Le tecniche di parto indotto

I ginecologi hanno diverse strategie per far partire il travaglio.

Stimolazione con prostaglandine. È uno dei metodi più diffusi di parto indotto. Una specie di piccola striscia di tessuto viene inserita in vagina. È imbevuta di prostaglandine, ormoni che naturalmente modificano il collo dell’utero e favoriscono le contrazioni. La fettuccia può essere messa più volte, se il travaglio non parte subito. Esiste anche la somministrazione in gel, ovuli o candelette.

Ossitocina. È il sistema più utilizzato, spesso è la seconda scelta dopo aver tentato con le prostaglandine. Difficilmente cioè si viene stimolate subito con ossitocina, a meno che non si vogliano ad esempio accelerare contrazioni già iniziate, ma che si protraggono per molto tempo. L’ossitocina viene somministrata con flebo in modo continuo, a intervalli e con dosi differenti. L’effetto è più veloce rispetto alle prostaglandine, però le contrazioni sono più ravvicinate e dolorose.

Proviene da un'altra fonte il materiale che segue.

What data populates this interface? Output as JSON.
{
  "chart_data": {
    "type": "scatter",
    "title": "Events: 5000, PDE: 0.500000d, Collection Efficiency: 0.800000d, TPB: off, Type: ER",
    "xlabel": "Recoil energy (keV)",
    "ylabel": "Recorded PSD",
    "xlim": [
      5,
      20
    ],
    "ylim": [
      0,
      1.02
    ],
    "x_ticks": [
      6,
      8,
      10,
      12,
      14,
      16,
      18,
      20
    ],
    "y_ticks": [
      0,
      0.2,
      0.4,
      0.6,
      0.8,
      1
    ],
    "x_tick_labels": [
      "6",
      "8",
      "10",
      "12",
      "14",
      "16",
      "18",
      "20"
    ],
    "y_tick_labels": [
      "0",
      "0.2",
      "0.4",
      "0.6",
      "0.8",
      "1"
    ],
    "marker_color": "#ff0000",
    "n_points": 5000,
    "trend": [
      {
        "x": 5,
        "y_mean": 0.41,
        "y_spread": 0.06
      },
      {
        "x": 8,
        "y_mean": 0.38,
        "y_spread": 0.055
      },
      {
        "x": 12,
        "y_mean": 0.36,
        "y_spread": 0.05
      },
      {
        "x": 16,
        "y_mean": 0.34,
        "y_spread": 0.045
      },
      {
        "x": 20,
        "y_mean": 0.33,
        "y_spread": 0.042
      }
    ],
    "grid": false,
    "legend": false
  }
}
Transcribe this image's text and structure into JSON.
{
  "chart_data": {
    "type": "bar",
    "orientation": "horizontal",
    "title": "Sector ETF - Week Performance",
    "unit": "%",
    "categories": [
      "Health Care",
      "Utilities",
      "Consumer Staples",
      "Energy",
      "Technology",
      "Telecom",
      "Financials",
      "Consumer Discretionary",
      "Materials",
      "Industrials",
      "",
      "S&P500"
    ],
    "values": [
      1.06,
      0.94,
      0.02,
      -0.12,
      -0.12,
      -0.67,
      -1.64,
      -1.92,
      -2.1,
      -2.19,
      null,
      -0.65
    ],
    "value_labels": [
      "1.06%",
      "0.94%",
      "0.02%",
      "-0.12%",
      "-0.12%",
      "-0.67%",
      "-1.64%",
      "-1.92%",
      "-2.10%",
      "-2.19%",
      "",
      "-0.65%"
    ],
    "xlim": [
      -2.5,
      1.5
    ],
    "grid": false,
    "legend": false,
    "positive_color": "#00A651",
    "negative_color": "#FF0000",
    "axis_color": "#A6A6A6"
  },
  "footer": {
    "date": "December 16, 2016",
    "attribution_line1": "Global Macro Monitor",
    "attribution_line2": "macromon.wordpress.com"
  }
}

Catetere di Foley. Comunemente viene chiamato il “palloncino”. Un piccolo tubicino di gomma flessibile viene inserito in vagina. Alla sua estremità c’è una specie di palloncino che viene gonfiato con una soluzione salina. In questo modo, il palloncino esercita una pressione sulle pareti della cervice, che così si dilata.

Altri metodi per stimolare il parto

Esistono delle procedure differenti che – almeno in linea teorica – possono accelerare l’avvio del travaglio. Una di queste è lo scollamento delle membrane. Questa tecnica, considerata più “naturale” rispetto a quelle già elencate, dovrebbe stimolare il rilascio di prostaglandine da parte dell’organismo e, di conseguenza, far partire le contrazioni. La sua efficacia però non è sicura. Per alcune donne è molto dolorosa, per altre solo fastidiosa.

Esiste poi la rottura manuale delle membrane, che in termine tecnico si chiama amniorexi. Spesso è associata alla somministrazione di ossitocina, in modo da accelerare un po’ il travaglio.

Parto indotto ed epidurale

Rassicuriamoci: l’induzione non esclude la possibilità della partoanalgesia, quindi dell’epidurale. In effetti, potrebbe essere molto utile farla perché il dolore provocato dalla stimolazione solitamente è più intenso di quello di un travaglia che si avvia spontaneamente. L’epidurale dunque può dare una grossa mano.

Parto indotto e precedente cesareo

Qualcuno pensa che se si vuole fare un Vbac (ovvero un parto naturale dopo il cesareo) l’induzione non è consentita. Non è assolutamente vero. Ciò che cambia è il modo in cui il parto viene indotto. Nel caso di un Vbac, l’induzione sarà più “soft” per evitare il rischio di una rottura dell’utero. Ad esempio, invece di iniziare subito con l’ossitocina si impiegheranno metodi diversi, ad esempio il palloncino.

I rischi del parto indotto

Prima di tutto c’è da dire che l’induzione non garantisce il successo. Può succedere infatti che il travaglio non si avvii in ogni caso, qualunque sia la tecnica tentata. È un’eventualità che può presentarsi. In linea generale, nella maggior parte dei casi (75%) la stimolazione fa effetto dopo 12 ore.

Come tutte le procedure mediche, anche questa non è esente da rischi. Che comunque sono valutati dal ginecologo e condivisi con la futura mamma. L’utero ad esempio può restare contratto e quindi non garantire una buona ossigenazione del feto. Tra i rischi c’è anche quello di un cesareo.